From Smarty Jones to Dumb Yankees
Gays are getting married legally in Massachusetts, and the dreaded apocalypse didn't happen. Three cheers for the stability of the republic, through social change, war, high oil prices, and presidential politics. We may even have a Triple Crown winner if the never-defeated Smarty Jones wins the Belmont Stakes in New York on the 5th of June! Go Smarty Jones!
Some things, however, speak to the very core of the social fabric. And so, though it pains me as a Yankees fan, I must speak out about the newest sacrilege to affect the Great American Pastime.
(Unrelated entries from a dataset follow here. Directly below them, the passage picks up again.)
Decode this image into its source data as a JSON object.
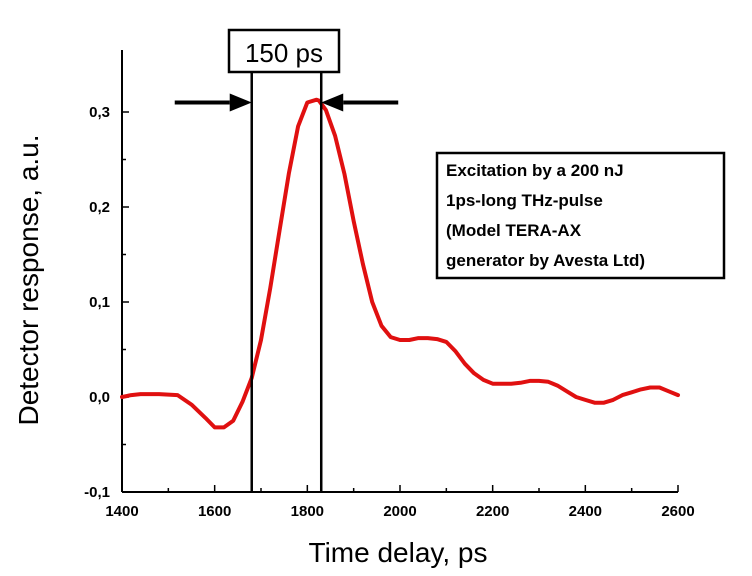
{
  "chart_data": {
    "type": "line",
    "title": "",
    "xlabel": "Time delay, ps",
    "ylabel": "Detector response, a.u.",
    "xlim": [
      1400,
      2600
    ],
    "ylim": [
      -0.1,
      0.3
    ],
    "x_ticks": [
      1400,
      1600,
      1800,
      2000,
      2200,
      2400,
      2600
    ],
    "x_tick_labels": [
      "1400",
      "1600",
      "1800",
      "2000",
      "2200",
      "2400",
      "2600"
    ],
    "y_ticks": [
      -0.1,
      0.0,
      0.1,
      0.2,
      0.3
    ],
    "y_tick_labels": [
      "-0,1",
      "0,0",
      "0,1",
      "0,2",
      "0,3"
    ],
    "grid": false,
    "series": [
      {
        "color": "#e01010",
        "x": [
          1400,
          1420,
          1440,
          1480,
          1520,
          1550,
          1580,
          1600,
          1620,
          1640,
          1660,
          1680,
          1700,
          1720,
          1740,
          1760,
          1780,
          1800,
          1820,
          1825,
          1840,
          1860,
          1880,
          1900,
          1920,
          1940,
          1960,
          1980,
          2000,
          2020,
          2040,
          2060,
          2080,
          2100,
          2120,
          2140,
          2160,
          2180,
          2200,
          2220,
          2240,
          2260,
          2280,
          2300,
          2320,
          2340,
          2360,
          2380,
          2400,
          2420,
          2440,
          2460,
          2480,
          2500,
          2520,
          2540,
          2560,
          2580,
          2600
        ],
        "y": [
          0.0,
          0.002,
          0.003,
          0.003,
          0.002,
          -0.008,
          -0.022,
          -0.032,
          -0.032,
          -0.025,
          -0.005,
          0.02,
          0.06,
          0.115,
          0.175,
          0.235,
          0.285,
          0.31,
          0.313,
          0.312,
          0.302,
          0.275,
          0.235,
          0.185,
          0.14,
          0.1,
          0.075,
          0.063,
          0.06,
          0.06,
          0.062,
          0.062,
          0.061,
          0.058,
          0.048,
          0.035,
          0.025,
          0.018,
          0.014,
          0.014,
          0.014,
          0.015,
          0.017,
          0.017,
          0.016,
          0.012,
          0.006,
          0.0,
          -0.003,
          -0.006,
          -0.006,
          -0.003,
          0.002,
          0.005,
          0.008,
          0.01,
          0.01,
          0.006,
          0.002
        ]
      }
    ],
    "annotations": {
      "vlines_x": [
        1680,
        1830
      ],
      "width_label": "150 ps",
      "arrow_y": 0.31,
      "box_lines": [
        "Excitation by a 200 nJ",
        "1ps-long THz-pulse",
        "(Model TERA-AX",
        "generator by Avesta Ltd)"
      ]
    }
  }
}
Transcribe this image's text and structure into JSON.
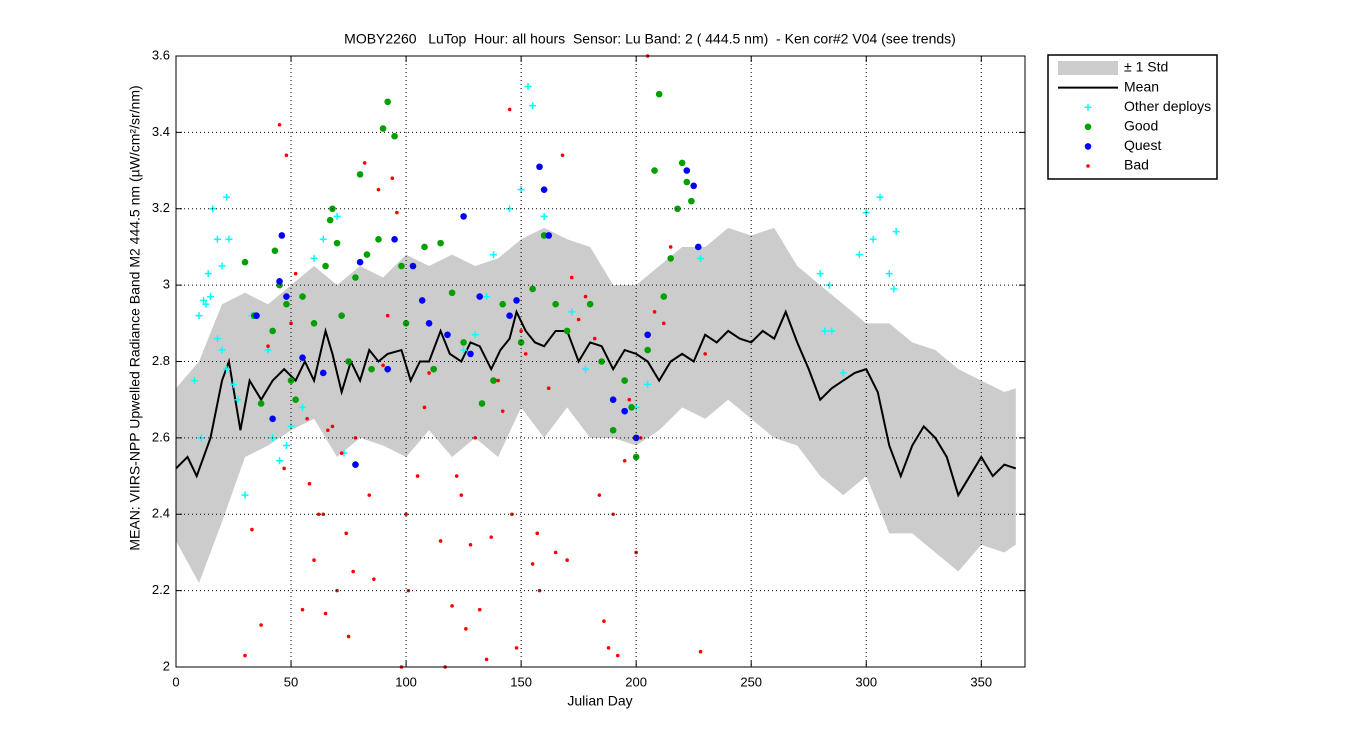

Forget Spider-Man Logos on the Bases or the reversal thereof.
Recall the first stanza to that memorable American song, forever etched in the minds of seventh-inning-stretching fans across the nation, from L.A. to Chicago to Da Bronx:
Take me out to the Ballgame
Take me out with the crowd
Buy me some peanuts and Cracker Jack
I don't care if I never get back
Well. It seems that the High Priests in that Holy Cathedral of Baseball, Yankee Stadium, have ended their long-time affiliation with Cracker Jacks. Now, Crunch 'n Munch will be sold in place of Cracker Jacks. It seems that Crunch 'n Munch, produced by ConAgra, passed a taste test (I'll admit that Crunch 'n Munch is richer, though not necessarily better than Cracker Jacks). It also appears that Frito Lay, the producers of Cracker Jacks, moved to bags, rather than the much-preferred boxes. A ConAgra spokesman said:"We'd have no heartburn if Yankee fans started standing up in the seventh inning and singing 'Buy me some peanuts and Crunch 'n Munch'."
Well, we'd have to alter the lyrical line right after that one too, no? How about:"I don't care if I never get lunch." Or:"I don't care if I ever get punched." Or:"I don't care if I don't have a hunch!!!!!!!!!!!"
Cracker Jacks and baseball belong together. It is an internal relationship that constitutes an organic unity! What is wrong with these people!!???